Pour ces raisons constructives, et tout en saluant la qualité du rapport de notre collègue André Dulait, le groupe CRC estime opportun de repousser la signature de cet accord. En conséquence, il votera contre cette ratification précipitée.

(M. Guy Fischer remplace Mme Michèle André au fauteuil de la présidence.)

PRÉSIDENCE DE M. Guy Fischer

vice-président

M. le président. La parole est à Mme Monique Cerisier-ben Guiga.

Mme Monique Cerisier-ben Guiga. Monsieur le secrétaire d'État, je ne reviendrai pas sur l'historique de l'accord de Cotonou, que vous avez, ainsi que mes collègues, utilement rappelé. J'en viens donc directement à l'examen des deux projets de loi qui nous sont présentés.

Nous estimons que certaines des modifications apportées par le premier de ces deux projets à l'accord de Cotonou constituent un progrès. Nous approuvons ainsi le volet portant sur la coopération, qui tend à assouplir l'accès aux ressources du FED par les parlements nationaux, les acteurs non étatiques, les collectivités locales et les États non-membres du groupe ACP, afin de favoriser la coopération régionale.

Nous approuvons également l'engagement pris par la Communauté européenne de maintenir son effort d'aide financière au même niveau que dans le 9e FED, majoré des effets de l'inflation, de la croissance et de l'élargissement.

Toutefois, il faudrait que cet engagement soit réellement tenu. Je rappelle que, selon les chiffres d'Oxfam, une ONG tout à fait crédible, seuls 28 % des 15,2 milliards d'euros prévus par les accords de Cotonou pour la période 2000-2007 ont été effectivement versés.

Sur ce dernier point, il convient de signaler que l'exécution financière du cadre pluriannuel de coopération demeure suspendue à la ratification de la révision de l'accord de Cotonou.

De fait, la mise en oeuvre du 10e FED demeure conditionnée non seulement à la ratification de l'accord interne aux États membres l'instituant, mais également à la ratification de l'accord révisé de Cotonou.

La ratification de ce texte paraît donc très importante à notre groupe afin de ne pas bloquer la mobilisation des fonds nécessaires à l'aide au développement dans la période à venir.

C'est un point crucial, à propos duquel notre collègue Charles Josselin, ancien ministre délégué à la coopération et à la francophonie, qui participe aujourd'hui aux discussions relatives aux futurs accords de partenariat économique, aurait souhaité rappeler l'importance du FED dans l'APD française.

C'est en effet grâce aux décisions prises en 2000 - alors qu'il avait la charge du ministère de la coopération - pour modifier les règles de fonctionnement du FED que les décaissements se sont accélérés et ont permis à la France d'afficher une croissance de l'APD dans les années suivantes.

En ce qui concerne les clauses politiques, on peut s'interroger sur l'efficacité de l'introduction de nouvelles conditionnalités.

Avec le Gouvernement, nous disons que, oui, il faut prévenir les activités des mercenaires, oui, il faut lutter contre le terrorisme, oui, il faut promouvoir la justice internationale.

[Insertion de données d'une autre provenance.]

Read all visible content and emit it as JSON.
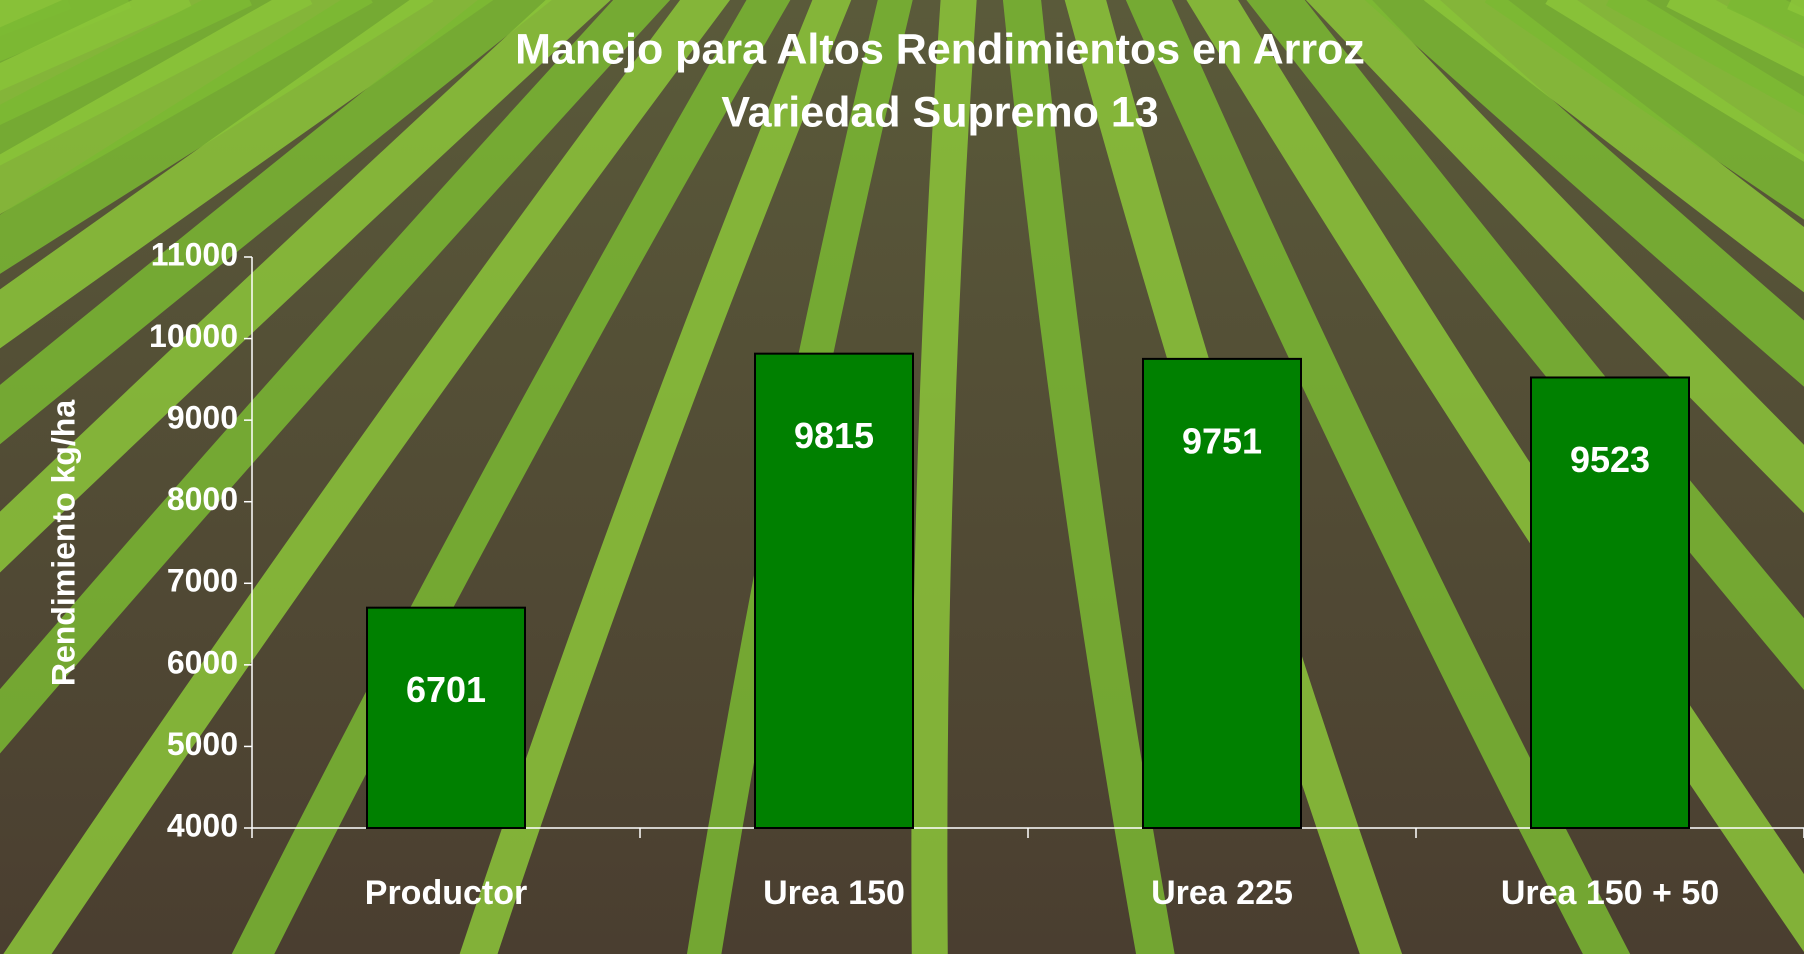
{
  "chart_data": {
    "type": "bar",
    "title": "Manejo para Altos Rendimientos en Arroz",
    "subtitle": "Variedad Supremo 13",
    "y_label": "Rendimiento kg/ha",
    "categories": [
      "Productor",
      "Urea 150",
      "Urea 225",
      "Urea 150 + 50"
    ],
    "values": [
      6701,
      9815,
      9751,
      9523
    ],
    "color": "#008000",
    "ylim": [
      4000,
      11000
    ],
    "yticks": [
      4000,
      5000,
      6000,
      7000,
      8000,
      9000,
      10000,
      11000
    ]
  }
}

Mais certaines de ces nouvelles conditionnalités semblent davantage dictées par le « politiquement correct » atlantiste que par la réalité : quel pays d'Afrique de l'Ouest serait soupçonné de se doter d'armes de destruction massive ? Le Bénin ? Le Ghana ? Le Mali ? Je crains que les obsessions du président Bush ne contaminent sur ce point l'Union européenne !

J'insiste sur le fait que « le respect des droits de l'homme, des principes démocratiques et de l'état de droit » doit non pas se diluer dans d'autres considérations, mais rester la référence principale de la relation Union européenne-ACP sur le plan politique dans le cadre de l'accord de Cotonou.

J'en viens au projet de loi n° 42.

En étroite relation avec le texte précédemment évoqué, ce second projet de loi concerne l'instrument financier de l'Union européenne, attaché aux cadres pluriannuels de coopération au développement, pour financer l'accord de partenariat entre la Communauté européenne et les États membres du groupe des États d'Afrique, des Caraïbes et du Pacifique, c'est-à-dire l'accord de Cotonou.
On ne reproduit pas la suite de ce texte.